According to comparative results of Table 4, although the proposed approach had been incorporated with a simple method of CEO which is trivial in contrast to the other existing techniques of CEO in the literature, its performance (finding a better near-optimal solution) is better than [10] in 70% of cases in this benchmark experimental study. Since the number of function evaluations is the same in this study and in the study of [10], it can be concluded that the proposed approach can also improve the efficiency (convergence speed) of the CEO in 70% of cases in contrast to [10].

4. Conclusions

This paper proposes a general and computationally simple approach to improve the performance of evolution-based optimization methods for solving nonlinear constrained optimization problems. After a number of generations when enough exploration is performed, the search space is reduced to a small subspace around the best individual, and the search is continued over this reduced space. If the reduction parameters (red_gen and red_factor) are adjusted properly, the reduced search space will include the global optimum.
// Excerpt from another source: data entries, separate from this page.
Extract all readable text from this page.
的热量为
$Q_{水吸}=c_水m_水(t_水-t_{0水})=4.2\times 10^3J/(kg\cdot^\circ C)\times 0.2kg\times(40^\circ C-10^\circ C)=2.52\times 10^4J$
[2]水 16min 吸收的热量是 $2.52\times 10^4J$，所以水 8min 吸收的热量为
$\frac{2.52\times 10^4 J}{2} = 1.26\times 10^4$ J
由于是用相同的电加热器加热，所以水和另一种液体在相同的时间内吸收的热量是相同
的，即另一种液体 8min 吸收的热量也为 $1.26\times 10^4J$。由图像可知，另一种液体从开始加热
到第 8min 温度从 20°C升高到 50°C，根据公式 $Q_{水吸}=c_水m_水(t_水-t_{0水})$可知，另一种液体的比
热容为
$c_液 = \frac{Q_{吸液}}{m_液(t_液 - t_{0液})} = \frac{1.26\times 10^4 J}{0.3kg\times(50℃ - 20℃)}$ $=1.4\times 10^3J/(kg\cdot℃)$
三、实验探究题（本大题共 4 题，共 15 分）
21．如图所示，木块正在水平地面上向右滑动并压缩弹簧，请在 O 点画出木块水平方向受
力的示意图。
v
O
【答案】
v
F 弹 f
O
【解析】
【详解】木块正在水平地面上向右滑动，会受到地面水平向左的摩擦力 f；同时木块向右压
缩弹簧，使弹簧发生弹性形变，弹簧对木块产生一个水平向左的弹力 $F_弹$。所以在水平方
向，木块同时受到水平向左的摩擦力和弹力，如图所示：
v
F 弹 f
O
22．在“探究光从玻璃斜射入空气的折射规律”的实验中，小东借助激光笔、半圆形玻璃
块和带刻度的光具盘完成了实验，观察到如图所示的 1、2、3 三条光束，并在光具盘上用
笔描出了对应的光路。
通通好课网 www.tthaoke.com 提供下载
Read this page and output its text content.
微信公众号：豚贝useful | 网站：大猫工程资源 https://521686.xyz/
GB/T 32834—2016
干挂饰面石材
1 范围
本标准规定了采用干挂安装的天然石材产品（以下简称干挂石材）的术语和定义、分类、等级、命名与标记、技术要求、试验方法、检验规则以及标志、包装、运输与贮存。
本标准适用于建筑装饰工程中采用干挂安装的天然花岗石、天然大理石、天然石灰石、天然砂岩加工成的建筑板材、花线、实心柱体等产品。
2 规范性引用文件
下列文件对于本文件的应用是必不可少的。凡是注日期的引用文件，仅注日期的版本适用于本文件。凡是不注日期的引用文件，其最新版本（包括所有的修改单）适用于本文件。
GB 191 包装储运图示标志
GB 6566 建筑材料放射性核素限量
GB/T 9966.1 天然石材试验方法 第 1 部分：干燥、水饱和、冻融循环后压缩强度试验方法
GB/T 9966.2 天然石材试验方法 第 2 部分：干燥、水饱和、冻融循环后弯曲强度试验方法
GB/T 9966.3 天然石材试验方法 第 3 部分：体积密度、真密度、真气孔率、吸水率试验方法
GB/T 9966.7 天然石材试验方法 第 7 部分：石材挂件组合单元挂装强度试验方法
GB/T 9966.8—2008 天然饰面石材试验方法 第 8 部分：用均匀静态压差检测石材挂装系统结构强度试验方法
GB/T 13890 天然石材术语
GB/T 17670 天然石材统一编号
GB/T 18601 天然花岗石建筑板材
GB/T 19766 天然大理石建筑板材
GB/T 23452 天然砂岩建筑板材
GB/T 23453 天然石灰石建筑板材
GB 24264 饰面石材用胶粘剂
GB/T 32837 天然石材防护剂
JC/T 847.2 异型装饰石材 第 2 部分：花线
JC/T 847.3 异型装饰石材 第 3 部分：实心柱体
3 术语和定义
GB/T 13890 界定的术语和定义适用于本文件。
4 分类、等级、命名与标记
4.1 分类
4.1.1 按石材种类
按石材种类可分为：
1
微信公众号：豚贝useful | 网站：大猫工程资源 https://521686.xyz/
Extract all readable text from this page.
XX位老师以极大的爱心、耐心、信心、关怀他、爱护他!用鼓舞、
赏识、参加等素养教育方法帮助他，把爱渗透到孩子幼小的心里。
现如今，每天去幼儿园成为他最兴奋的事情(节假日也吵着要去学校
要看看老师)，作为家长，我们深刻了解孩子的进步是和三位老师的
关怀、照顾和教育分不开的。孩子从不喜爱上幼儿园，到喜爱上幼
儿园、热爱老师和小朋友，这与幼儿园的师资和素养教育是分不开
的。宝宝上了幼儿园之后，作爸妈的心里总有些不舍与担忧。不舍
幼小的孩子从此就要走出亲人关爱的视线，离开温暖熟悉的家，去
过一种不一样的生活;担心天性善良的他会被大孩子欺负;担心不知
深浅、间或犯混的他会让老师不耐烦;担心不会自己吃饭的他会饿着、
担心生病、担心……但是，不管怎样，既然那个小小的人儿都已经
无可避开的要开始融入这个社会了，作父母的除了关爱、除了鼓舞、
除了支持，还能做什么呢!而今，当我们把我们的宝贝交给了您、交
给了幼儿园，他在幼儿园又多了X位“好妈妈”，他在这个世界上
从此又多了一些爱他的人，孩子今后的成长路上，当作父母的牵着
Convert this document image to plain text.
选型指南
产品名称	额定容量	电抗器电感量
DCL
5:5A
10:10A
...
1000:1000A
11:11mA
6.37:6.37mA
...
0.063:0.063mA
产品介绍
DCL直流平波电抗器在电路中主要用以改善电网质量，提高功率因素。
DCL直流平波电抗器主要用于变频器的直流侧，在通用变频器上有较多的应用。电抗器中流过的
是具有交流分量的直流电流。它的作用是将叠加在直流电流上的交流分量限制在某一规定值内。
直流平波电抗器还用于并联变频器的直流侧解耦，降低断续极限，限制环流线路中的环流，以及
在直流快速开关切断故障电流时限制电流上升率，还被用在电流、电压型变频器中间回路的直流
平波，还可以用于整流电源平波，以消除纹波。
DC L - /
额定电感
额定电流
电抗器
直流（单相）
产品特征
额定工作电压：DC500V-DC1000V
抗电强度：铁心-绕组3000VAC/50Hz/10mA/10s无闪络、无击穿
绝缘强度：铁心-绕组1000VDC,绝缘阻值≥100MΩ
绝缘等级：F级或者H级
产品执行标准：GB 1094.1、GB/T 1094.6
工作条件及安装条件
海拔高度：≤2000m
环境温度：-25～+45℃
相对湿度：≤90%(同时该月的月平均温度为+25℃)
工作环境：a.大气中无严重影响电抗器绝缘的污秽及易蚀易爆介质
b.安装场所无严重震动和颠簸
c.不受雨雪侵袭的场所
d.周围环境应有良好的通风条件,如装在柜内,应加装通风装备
Here, this method was incorporated with a simple constrained GA and its performance was tested and compared with the method in [10] on a set of eleven benchmark test problems. The comparative results of the experimental study demonstrate that the proposed approach can considerably improve the performance (finding better near-optimal solutions) and efficiency (convergence speed) of the simple constrained GA in comparison with [10] without adding any considerable computational complexity to the original algorithm. The proposed scheme is general and can be incorporated with other population-based optimization methods for solving nonlinear programming problems.